Despite sharp declines in equity indexes in December, the largest nonprofits in the country enjoyed solid revenue gains in fiscal year 2018, the NonProfit Times reports.
According to the NPT 100, the longest-running study of nonprofits that derive at least 10 percent of their revenue from public support, aggregate total revenue for the hundred largest nonprofit organizations in the United States increased nearly 5 percent in 2018, to more than $84.7 billion, with public support rising 3.4 percent, to more than $46.6 billion (55 percent of overall revenue); program service revenue up 11.5 percent, to $21.4 billion; and investment income increasing almost 4 percent, to $3.84 billion.
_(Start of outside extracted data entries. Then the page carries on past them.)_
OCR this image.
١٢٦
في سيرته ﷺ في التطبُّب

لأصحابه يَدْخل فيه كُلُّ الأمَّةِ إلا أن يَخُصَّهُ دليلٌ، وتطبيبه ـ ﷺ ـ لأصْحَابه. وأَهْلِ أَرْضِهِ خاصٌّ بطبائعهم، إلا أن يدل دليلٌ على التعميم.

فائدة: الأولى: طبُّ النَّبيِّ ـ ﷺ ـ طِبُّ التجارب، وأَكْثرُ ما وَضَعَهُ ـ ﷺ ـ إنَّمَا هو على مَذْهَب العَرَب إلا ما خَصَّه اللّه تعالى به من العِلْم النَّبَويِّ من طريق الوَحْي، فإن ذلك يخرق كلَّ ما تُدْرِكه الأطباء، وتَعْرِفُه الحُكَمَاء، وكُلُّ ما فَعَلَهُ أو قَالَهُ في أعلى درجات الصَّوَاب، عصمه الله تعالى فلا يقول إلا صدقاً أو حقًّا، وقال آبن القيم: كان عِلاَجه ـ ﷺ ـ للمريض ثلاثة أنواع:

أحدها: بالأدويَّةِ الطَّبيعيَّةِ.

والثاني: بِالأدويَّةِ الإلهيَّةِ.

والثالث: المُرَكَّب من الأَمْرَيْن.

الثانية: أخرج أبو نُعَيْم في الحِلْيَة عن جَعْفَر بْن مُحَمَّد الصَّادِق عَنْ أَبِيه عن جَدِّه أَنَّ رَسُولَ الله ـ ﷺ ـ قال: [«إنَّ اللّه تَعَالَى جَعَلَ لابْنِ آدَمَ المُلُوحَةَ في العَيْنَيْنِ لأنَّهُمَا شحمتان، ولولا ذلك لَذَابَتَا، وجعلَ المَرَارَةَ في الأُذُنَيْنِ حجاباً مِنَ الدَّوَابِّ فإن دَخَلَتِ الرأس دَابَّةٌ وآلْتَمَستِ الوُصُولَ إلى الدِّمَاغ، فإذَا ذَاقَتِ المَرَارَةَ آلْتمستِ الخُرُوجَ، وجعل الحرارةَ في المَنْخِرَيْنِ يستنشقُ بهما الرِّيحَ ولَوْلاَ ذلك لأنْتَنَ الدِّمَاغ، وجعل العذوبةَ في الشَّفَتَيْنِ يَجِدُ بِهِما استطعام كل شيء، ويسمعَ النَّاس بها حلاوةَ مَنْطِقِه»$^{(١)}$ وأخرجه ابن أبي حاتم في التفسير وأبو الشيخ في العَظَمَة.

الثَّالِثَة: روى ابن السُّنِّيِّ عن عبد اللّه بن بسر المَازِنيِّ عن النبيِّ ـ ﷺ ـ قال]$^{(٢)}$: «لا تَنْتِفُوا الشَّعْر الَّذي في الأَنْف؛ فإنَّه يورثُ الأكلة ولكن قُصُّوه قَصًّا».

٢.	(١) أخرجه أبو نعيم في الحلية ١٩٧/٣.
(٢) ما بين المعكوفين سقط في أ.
On the expense side of the ledger, costs rose across the board, increasing 4.2 percent overall to a total of $79.7 billion, with administrative expenses rising almost 7 percent, to $6.27 billion, and fundraising costs up 5.13 percent, to $3.96 billion.
Natural disasters in the second half of 2017 loomed large for several nonprofits, especially in the Houston area, which was battered by Hurricane Harvey in August. One of them, the Houston Food Bank (#59), saw its revenue increase some 61 percent (nearly $130 million), to $340 million. Natural disasters also figured prominently in the results reported by the American Red Cross (#6), which raised $3.6 billion, including nearly $1 billion for disaster-relief efforts in response to Harvey, hurricanes Irma and Maria, and wildfires in California.
As it has in the past, the YMCA of the USA topped the list, with $7.7 billion in total revenue, including more than $1 billion in public support, while the American Museum of Natural History, with $205 million in total revenue, rounded out the list in the hundredth spot.
According to NPT, the longer-term effects of the tax changes passed at the end of 2017 remain an open question. Dan Romano, tax partner at Grant Thornton, which collects and compiles the data for the study, said that the firm did not see significant reductions in revenue as a result of tax reform, while most people who filed taxes in 2018 have already seen, and presumably adjusted to, the effects of those changes. Still, the firm is curious to see the data for 2019 before it says anything definitive about how tax reform has affected individual giving.